Hacker News new | past | comments | ask | show | jobs | submit login
Rethinking splice() (lwn.net)
133 points by mfiguiere on March 3, 2023 | hide | past | favorite | 22 comments



Back in 2019 I wrote about "splicing" in the context of networking:

https://blog.cloudflare.com/sockmap-tcp-splicing-of-the-futu...

Many of the mentioned bugs are fixed by now, though arguably I'm focusing mostly on network-network splice, not disk-network transfers.

There are large benefits to be had, if one combines sendfile() with ktls:

https://news.ycombinator.com/item?id=30903146

https://people.freebsd.org/~gallatin/talks/euro2021.pdf

In traditional splice() the lack of completion mechanism was always a usability problem. Similarly with other Linux zero-copy API's.
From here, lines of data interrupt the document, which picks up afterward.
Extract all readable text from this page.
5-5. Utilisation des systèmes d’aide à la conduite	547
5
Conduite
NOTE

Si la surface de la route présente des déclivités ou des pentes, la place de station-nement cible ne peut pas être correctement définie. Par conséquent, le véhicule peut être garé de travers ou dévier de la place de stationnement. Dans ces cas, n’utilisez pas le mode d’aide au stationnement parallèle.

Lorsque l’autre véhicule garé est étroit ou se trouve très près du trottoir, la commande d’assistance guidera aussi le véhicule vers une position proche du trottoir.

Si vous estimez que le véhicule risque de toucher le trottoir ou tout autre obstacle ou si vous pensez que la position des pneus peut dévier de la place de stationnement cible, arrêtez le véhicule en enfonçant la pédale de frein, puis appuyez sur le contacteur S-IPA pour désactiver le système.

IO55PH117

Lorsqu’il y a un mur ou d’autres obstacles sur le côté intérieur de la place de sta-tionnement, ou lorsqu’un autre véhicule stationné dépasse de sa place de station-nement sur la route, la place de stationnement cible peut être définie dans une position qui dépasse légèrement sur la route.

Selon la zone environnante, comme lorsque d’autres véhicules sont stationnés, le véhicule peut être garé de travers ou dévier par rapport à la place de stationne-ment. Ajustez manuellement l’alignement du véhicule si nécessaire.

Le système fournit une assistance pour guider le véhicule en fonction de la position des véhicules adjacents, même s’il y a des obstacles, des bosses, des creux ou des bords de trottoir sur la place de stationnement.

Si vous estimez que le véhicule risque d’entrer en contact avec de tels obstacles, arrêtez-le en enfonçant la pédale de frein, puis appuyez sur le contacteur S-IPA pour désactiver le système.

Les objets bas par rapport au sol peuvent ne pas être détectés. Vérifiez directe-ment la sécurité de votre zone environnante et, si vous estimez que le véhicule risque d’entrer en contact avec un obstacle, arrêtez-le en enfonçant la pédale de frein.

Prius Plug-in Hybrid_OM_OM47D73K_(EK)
This is not a problem usually in kernel-kernel data transfers, but is when doing userspace-kernel zero-copy.

io_uring is promising.


This is not a problem with splice per se, this is N+1 problem with treating network as "file socket" per Unix classic idea "everything is a file". It is crazy to consider that writing to a TCP socket over wifi with 1001 reasons for failure is similar to writing to the local memory or hard drive.
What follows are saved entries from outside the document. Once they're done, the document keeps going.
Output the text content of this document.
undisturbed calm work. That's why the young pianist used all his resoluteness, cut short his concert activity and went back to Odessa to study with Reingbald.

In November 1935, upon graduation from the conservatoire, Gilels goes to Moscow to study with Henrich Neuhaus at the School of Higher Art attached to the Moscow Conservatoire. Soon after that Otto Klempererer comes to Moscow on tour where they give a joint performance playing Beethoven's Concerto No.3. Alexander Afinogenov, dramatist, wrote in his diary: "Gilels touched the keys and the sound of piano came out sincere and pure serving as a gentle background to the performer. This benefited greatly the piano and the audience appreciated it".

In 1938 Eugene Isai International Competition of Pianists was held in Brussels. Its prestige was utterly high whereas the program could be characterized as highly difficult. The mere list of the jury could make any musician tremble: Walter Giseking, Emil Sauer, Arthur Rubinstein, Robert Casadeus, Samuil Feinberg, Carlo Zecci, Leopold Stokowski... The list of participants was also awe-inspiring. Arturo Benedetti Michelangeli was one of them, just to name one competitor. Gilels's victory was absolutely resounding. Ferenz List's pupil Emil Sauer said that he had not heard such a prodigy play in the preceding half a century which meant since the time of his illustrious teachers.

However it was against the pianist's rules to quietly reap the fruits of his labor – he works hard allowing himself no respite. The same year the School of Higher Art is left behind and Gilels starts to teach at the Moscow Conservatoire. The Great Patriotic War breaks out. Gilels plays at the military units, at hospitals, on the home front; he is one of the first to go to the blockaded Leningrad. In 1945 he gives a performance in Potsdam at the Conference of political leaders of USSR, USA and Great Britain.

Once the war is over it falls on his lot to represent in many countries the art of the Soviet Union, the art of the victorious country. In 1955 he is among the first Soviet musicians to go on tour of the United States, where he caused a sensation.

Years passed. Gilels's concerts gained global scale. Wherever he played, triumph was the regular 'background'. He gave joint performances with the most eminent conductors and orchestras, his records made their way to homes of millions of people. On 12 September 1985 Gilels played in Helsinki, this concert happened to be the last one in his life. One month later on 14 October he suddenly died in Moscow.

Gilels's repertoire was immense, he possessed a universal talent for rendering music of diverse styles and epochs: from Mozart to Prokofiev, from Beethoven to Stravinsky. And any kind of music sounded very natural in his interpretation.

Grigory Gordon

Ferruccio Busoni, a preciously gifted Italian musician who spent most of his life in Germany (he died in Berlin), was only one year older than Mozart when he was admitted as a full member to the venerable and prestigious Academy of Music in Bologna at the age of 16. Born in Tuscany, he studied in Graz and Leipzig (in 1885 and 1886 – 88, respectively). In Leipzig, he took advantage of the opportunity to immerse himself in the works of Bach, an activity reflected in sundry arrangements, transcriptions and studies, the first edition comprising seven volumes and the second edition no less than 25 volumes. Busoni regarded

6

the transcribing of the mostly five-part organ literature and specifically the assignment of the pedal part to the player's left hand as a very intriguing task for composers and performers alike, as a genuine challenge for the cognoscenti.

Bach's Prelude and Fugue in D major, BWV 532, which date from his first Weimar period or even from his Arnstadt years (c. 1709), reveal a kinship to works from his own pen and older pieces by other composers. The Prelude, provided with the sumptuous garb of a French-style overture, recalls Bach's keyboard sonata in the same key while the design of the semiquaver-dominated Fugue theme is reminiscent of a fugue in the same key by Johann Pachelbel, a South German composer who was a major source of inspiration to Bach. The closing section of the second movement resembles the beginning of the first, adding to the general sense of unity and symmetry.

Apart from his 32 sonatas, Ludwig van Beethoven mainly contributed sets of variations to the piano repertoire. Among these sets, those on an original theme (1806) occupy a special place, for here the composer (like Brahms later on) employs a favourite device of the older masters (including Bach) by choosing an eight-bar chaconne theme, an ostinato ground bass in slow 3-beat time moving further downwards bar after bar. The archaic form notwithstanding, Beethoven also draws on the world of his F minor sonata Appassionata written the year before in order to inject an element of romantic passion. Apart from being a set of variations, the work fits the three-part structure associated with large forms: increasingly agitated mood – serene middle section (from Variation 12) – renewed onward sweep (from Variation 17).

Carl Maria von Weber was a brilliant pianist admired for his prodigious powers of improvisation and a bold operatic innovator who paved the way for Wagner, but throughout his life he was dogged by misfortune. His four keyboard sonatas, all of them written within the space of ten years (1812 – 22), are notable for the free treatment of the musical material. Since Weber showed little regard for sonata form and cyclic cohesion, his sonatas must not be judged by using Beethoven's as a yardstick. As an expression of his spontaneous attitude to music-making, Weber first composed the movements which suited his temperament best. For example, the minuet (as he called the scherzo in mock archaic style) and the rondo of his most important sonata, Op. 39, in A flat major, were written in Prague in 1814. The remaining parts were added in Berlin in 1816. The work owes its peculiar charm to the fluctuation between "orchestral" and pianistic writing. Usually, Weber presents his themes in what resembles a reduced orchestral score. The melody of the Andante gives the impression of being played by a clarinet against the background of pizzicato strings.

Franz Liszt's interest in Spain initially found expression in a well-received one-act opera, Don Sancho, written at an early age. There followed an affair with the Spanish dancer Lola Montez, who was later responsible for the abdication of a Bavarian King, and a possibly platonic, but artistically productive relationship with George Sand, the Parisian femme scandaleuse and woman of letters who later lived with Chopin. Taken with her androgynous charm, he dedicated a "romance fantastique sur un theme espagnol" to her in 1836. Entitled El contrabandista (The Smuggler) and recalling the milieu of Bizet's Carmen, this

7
Unix began when "networked computers" were sitting in one local network wired in a stable manner with patchcords. Then, latency of communication over the wires was no much different from writing to a local magnetic tape.
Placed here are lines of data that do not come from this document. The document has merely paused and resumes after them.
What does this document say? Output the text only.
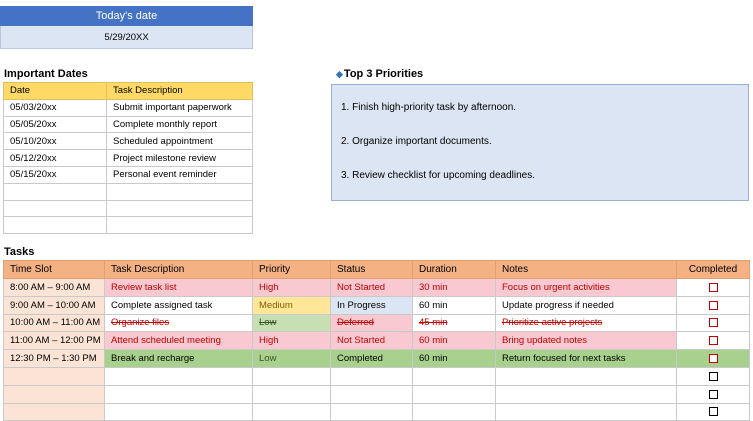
Today's date
5/29/20XX
Important Dates
Date	Task Description
05/03/20xx	Submit important paperwork
05/05/20xx	Complete monthly report
05/10/20xx	Scheduled appointment
05/12/20xx	Project milestone review
05/15/20xx	Personal event reminder

◆Top 3 Priorities
1. Finish high-priority task by afternoon.
2. Organize important documents.
3. Review checklist for upcoming deadlines.
Tasks
Time Slot	Task Description	Priority	Status	Duration	Notes	Completed
8:00 AM – 9:00 AM	Review task list	High	Not Started	30 min	Focus on urgent activities	
9:00 AM – 10:00 AM	Complete assigned task	Medium	In Progress	60 min	Update progress if needed	
10:00 AM – 11:00 AM	Organize files	Low	Deferred	45 min	Prioritize active projects	
11:00 AM – 12:00 PM	Attend scheduled meeting	High	Not Started	60 min	Bring updated notes	
12:30 PM – 1:30 PM	Break and recharge	Low	Completed	60 min	Return focused for next tasks	
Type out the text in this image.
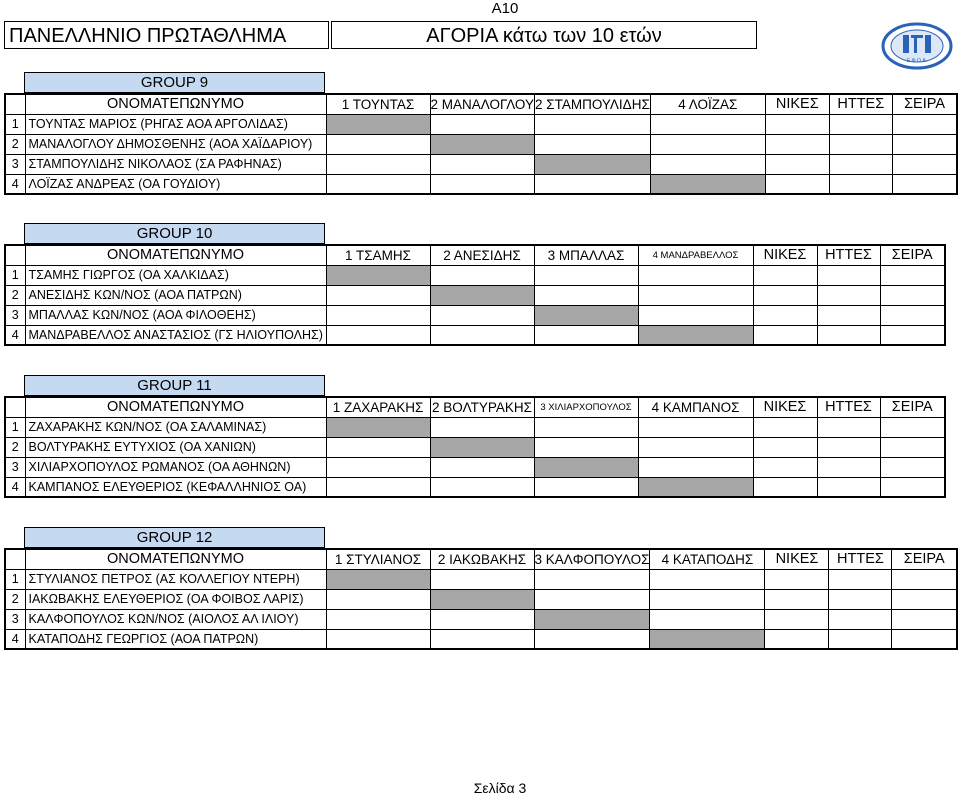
A10
ΠΑΝΕΛΛΗΝΙΟ ΠΡΩΤΑΘΛΗΜΑ	ΑΓΟΡΙΑ κάτω των 10 ετών
Ε.Φ.Ο.Α.
GROUP 9
	ΟΝΟΜΑΤΕΠΩΝΥΜΟ	1 ΤΟΥΝΤΑΣ	2 ΜΑΝΑΛΟΓΛΟΥ	2 ΣΤΑΜΠΟΥΛΙΔΗΣ	4 ΛΟΪΖΑΣ	ΝΙΚΕΣ	ΗΤΤΕΣ	ΣΕΙΡΑ
1	ΤΟΥΝΤΑΣ ΜΑΡΙΟΣ (ΡΗΓΑΣ ΑΟΑ ΑΡΓΟΛΙΔΑΣ)							
2	ΜΑΝΑΛΟΓΛΟΥ ΔΗΜΟΣΘΕΝΗΣ (ΑΟΑ ΧΑΪΔΑΡΙΟΥ)							
3	ΣΤΑΜΠΟΥΛΙΔΗΣ ΝΙΚΟΛΑΟΣ (ΣΑ ΡΑΦΗΝΑΣ)							
4	ΛΟΪΖΑΣ ΑΝΔΡΕΑΣ (ΟΑ ΓΟΥΔΙΟΥ)							
GROUP 10
	ΟΝΟΜΑΤΕΠΩΝΥΜΟ	1 ΤΣΑΜΗΣ	2 ΑΝΕΣΙΔΗΣ	3 ΜΠΑΛΛΑΣ	4 ΜΑΝΔΡΑΒΕΛΛΟΣ	ΝΙΚΕΣ	ΗΤΤΕΣ	ΣΕΙΡΑ
1	ΤΣΑΜΗΣ ΓΙΩΡΓΟΣ (ΟΑ ΧΑΛΚΙΔΑΣ)							
2	ΑΝΕΣΙΔΗΣ ΚΩΝ/ΝΟΣ (ΑΟΑ ΠΑΤΡΩΝ)							
3	ΜΠΑΛΛΑΣ ΚΩΝ/ΝΟΣ (ΑΟΑ ΦΙΛΟΘΕΗΣ)							
4	ΜΑΝΔΡΑΒΕΛΛΟΣ ΑΝΑΣΤΑΣΙΟΣ (ΓΣ ΗΛΙΟΥΠΟΛΗΣ)							
GROUP 11
	ΟΝΟΜΑΤΕΠΩΝΥΜΟ	1 ΖΑΧΑΡΑΚΗΣ	2 ΒΟΛΤΥΡΑΚΗΣ	3 ΧΙΛΙΑΡΧΟΠΟΥΛΟΣ	4 ΚΑΜΠΑΝΟΣ	ΝΙΚΕΣ	ΗΤΤΕΣ	ΣΕΙΡΑ
1	ΖΑΧΑΡΑΚΗΣ ΚΩΝ/ΝΟΣ (ΟΑ ΣΑΛΑΜΙΝΑΣ)							
2	ΒΟΛΤΥΡΑΚΗΣ ΕΥΤΥΧΙΟΣ (ΟΑ ΧΑΝΙΩΝ)							
3	ΧΙΛΙΑΡΧΟΠΟΥΛΟΣ ΡΩΜΑΝΟΣ (ΟΑ ΑΘΗΝΩΝ)							
4	ΚΑΜΠΑΝΟΣ ΕΛΕΥΘΕΡΙΟΣ (ΚΕΦΑΛΛΗΝΙΟΣ ΟΑ)							
GROUP 12
	ΟΝΟΜΑΤΕΠΩΝΥΜΟ	1 ΣΤΥΛΙΑΝΟΣ	2 ΙΑΚΩΒΑΚΗΣ	3 ΚΑΛΦΟΠΟΥΛΟΣ	4 ΚΑΤΑΠΟΔΗΣ	ΝΙΚΕΣ	ΗΤΤΕΣ	ΣΕΙΡΑ
1	ΣΤΥΛΙΑΝΟΣ ΠΕΤΡΟΣ (ΑΣ ΚΟΛΛΕΓΙΟΥ ΝΤΕΡΗ)							
2	ΙΑΚΩΒΑΚΗΣ ΕΛΕΥΘΕΡΙΟΣ (ΟΑ ΦΟΙΒΟΣ ΛΑΡΙΣ)							
3	ΚΑΛΦΟΠΟΥΛΟΣ ΚΩΝ/ΝΟΣ (ΑΙΟΛΟΣ ΑΛ ΙΛΙΟΥ)							
4	ΚΑΤΑΠΟΔΗΣ ΓΕΩΡΓΙΟΣ (ΑΟΑ ΠΑΤΡΩΝ)							
Σελίδα 3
Today those latencies diverged dramatically. Your machines talk over radio, with multiple hops between cities and different providers, while local storage pushes terabytes in seconds. Trying to "splice" those two for latency gains is kinda crazy. And so are networked filesystems.

Git / Dropbox are much better approaches: you have your stuff on both ends and sync up content explicitly, without trying to provide interactive abstraction of having data locally while it actually isn't.


Sorry for meta comment, but splice() in the title name should not be capitalized. It is not on the original page. It is a part of the API and it would be clearer to have it in small caps. It being on lwn.net suggests it's a Linux syscall, but could be better.


I agree.

> It is a part of the API and it would be clearer to have it in small caps.

Very small nitpick (perhaps useful for you to be clearer in future discussion): I think you mean 'lower case letters'. Small caps are something different, and not what you'd want here: https://en.wikipedia.org/wiki/Small_caps


> Neither splice() call knows when the data it passes through has reached its final destination; the network layer may still be working with the file data even after both splice() calls have completed. There is no easy way to know that the data has been transmitted and that it is safe to modify the file again.

Am confused. Normally you'd modify buffers after they've been acked at the application layer. Do samba clients not send acknowledgements?

> the problem could be simplified by taking the pipes out of the picture and allowing one non-pipe file descriptor to be connected directly to another. The pipes, Axboe said, "do get in the way" sometimes

> a new "send file" io_uring operation could be a good solution to this problem; it could be designed from the beginning with asynchronous operation in mind and without the use of pipes

ooh I like that purely from a programmer convenience PoV


> Am confused. Normally you'd modify buffers after they've been acked at the application layer. Do samba clients not send acknowledgements?

If the file is being locked against changes while the network transmission is in progress (e.g. the "stable pages" idea mentioned in the article), then in normal circumstances (unless the networking subsystem is very overloaded) the network transmission will be completed quickly, so the file will only be briefly locked against changes. By contrast, waiting for the client to acknowledge can take a lot longer, and will result in the file being locked for a lot longer, which is much more likely to have a negative impact on applications, other SMB clients, etc. Consider if you had a database file (bad practice I know, but some people will do it anyway) being read/written over SMB, blocking all writes until any outstanding reads are acknowledged could have a big negative performance impact.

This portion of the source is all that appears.